Wednesday, July 1, 2009

How Do We Measure High Availability?


I would like to react to a post on Forrester blog, asking the following important question: How Do We Measure High Availability?.

These are the main issues we faced in my company:
  1. Explain and show to the business how to define Service Level. The business always wants 99.9%, 24h*24h, 7*7 support. But when they discover the price for building the infrastructure to support the SLA, and to measure it, they finally reduce the SLA to the minimum. But if the application down, they will scream, spreading emails to all VP. At that time they forgot their decision not to invest on the infrastructure. I'm still struggling with this one.
  2. Make the business SLA be executed. legal contracts with infrastructure is of particular importance. Penalties are really difficult to apply and to get any money back. So do not go to a big supplier if you are not big. Penalties will not frighten any big company in that area.
  3. Do not forget the network. It exists cheap Content Delivery Network today that will let you begin small and optimize the availability at the "Internet cloud" level.
  4. Choose between synthetic monitoring (play evry x minutes the same scenario to simulate user actions on the application) v.s. real monitoring (real data captured and dashboard created using a passive appliance on the network).
  5. Availability Should also be related to business value chains: number of clients lost or not able to access the application is highly important. If the global availability is low due to an FTP server use once a month, who cares?Availability should be mapped to hard dollars (euro).
  6. HA is difficult to set-up since it involves both development(s) and operation(s) teams.

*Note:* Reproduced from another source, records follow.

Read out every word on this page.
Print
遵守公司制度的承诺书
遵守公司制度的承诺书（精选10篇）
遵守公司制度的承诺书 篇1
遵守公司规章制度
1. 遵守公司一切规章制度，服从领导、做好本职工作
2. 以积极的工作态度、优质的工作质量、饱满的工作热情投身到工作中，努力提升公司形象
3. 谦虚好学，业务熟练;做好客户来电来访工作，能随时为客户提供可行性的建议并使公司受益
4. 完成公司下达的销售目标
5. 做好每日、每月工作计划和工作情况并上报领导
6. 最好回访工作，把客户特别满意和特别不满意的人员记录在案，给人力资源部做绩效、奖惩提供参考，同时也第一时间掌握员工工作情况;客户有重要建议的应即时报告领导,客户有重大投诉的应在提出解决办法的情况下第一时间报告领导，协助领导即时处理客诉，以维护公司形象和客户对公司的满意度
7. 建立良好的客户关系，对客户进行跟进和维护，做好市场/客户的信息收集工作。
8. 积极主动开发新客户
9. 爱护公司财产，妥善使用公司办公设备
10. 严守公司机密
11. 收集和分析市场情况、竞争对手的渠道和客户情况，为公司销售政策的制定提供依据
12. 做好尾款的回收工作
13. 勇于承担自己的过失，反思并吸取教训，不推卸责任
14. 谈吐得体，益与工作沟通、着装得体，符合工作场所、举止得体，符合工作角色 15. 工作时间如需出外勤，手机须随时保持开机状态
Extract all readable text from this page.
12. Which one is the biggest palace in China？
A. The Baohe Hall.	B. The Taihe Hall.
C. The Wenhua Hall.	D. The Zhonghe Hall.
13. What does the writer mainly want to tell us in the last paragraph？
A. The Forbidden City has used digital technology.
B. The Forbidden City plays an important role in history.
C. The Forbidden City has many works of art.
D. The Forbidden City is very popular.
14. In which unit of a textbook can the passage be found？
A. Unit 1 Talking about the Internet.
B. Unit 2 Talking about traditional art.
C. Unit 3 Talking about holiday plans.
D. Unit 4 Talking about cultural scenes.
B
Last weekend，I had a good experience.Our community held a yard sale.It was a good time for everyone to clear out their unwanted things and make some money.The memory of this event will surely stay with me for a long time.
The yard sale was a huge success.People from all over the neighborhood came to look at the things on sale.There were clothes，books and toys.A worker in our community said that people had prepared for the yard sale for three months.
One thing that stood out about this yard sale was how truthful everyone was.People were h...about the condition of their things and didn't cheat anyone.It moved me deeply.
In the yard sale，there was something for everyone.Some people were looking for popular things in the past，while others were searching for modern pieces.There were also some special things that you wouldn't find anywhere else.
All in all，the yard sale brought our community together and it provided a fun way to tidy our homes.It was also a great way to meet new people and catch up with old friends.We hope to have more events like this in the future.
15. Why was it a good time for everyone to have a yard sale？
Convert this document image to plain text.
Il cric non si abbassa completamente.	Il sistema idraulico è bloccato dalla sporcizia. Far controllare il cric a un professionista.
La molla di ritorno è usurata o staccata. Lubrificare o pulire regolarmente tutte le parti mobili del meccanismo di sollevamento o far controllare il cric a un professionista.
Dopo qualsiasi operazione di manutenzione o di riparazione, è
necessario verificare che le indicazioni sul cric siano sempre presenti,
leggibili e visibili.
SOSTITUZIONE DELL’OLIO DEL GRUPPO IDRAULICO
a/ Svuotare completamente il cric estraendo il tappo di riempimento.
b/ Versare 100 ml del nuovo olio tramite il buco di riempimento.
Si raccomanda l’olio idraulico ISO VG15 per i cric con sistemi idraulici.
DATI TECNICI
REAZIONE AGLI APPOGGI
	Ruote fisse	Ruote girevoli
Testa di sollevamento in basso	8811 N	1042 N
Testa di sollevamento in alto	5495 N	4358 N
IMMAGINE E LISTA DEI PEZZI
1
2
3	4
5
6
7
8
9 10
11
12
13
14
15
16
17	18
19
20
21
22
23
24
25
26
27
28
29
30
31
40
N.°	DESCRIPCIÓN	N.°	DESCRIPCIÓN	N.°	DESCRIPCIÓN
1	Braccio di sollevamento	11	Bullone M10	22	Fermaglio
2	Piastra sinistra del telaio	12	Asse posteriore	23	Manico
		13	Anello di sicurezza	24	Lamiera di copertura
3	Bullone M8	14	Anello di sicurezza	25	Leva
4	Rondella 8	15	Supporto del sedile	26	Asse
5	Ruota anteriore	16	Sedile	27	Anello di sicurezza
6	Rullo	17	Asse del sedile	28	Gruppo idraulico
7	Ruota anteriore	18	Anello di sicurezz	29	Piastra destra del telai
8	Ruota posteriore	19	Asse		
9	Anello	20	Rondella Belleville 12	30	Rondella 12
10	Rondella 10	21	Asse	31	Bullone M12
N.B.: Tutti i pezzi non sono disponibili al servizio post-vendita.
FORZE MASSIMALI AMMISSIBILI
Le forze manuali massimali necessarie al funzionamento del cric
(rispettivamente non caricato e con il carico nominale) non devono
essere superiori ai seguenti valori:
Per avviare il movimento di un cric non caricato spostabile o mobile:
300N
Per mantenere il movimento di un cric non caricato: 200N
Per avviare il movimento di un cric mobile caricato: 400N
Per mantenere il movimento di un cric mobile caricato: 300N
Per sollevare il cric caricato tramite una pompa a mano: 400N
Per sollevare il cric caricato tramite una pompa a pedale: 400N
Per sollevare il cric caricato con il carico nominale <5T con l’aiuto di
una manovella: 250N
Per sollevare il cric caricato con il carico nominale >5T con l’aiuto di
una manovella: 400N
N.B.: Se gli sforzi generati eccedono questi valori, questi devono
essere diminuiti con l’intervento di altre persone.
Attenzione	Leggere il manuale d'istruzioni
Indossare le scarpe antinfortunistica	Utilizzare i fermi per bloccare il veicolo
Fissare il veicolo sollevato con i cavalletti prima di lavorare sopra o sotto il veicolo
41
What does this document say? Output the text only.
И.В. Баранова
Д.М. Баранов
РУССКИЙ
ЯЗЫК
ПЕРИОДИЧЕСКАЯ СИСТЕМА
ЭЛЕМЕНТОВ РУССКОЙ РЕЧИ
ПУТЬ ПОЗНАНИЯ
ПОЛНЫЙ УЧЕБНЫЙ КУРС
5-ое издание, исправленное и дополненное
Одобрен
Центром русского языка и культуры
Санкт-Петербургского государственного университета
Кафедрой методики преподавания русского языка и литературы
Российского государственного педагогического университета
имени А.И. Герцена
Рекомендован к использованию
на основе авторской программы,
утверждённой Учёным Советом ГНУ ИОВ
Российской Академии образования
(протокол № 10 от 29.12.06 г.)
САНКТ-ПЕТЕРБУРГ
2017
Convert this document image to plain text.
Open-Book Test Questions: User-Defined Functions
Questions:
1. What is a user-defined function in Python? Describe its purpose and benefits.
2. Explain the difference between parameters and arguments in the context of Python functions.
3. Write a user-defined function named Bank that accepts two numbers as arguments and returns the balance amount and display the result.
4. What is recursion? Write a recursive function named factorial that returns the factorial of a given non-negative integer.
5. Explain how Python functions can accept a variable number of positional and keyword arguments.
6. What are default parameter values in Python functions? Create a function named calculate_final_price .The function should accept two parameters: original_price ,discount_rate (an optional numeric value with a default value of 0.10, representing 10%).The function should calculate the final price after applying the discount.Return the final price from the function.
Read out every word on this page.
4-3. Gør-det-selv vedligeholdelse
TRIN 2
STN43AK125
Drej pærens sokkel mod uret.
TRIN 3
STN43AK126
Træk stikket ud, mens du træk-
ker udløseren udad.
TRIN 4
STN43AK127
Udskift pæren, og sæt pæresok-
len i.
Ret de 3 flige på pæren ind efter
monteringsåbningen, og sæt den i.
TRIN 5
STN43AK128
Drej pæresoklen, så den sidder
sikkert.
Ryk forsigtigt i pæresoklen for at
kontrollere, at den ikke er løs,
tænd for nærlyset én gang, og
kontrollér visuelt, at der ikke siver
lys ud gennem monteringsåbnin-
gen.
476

Operations will look at server/network availability and deduce the application one. But all servers can be up and the application stalled. Application availability is different from server availability. So who is resposnible for what? It creates issues for defining tools and process and reporting ...
  7. Measuring internally is different from externally ...
  8. Do you prefer on the cloud or on premise solutions? If you do not have CAPEX, move to rental solutions and OPEX.
Hope this will help.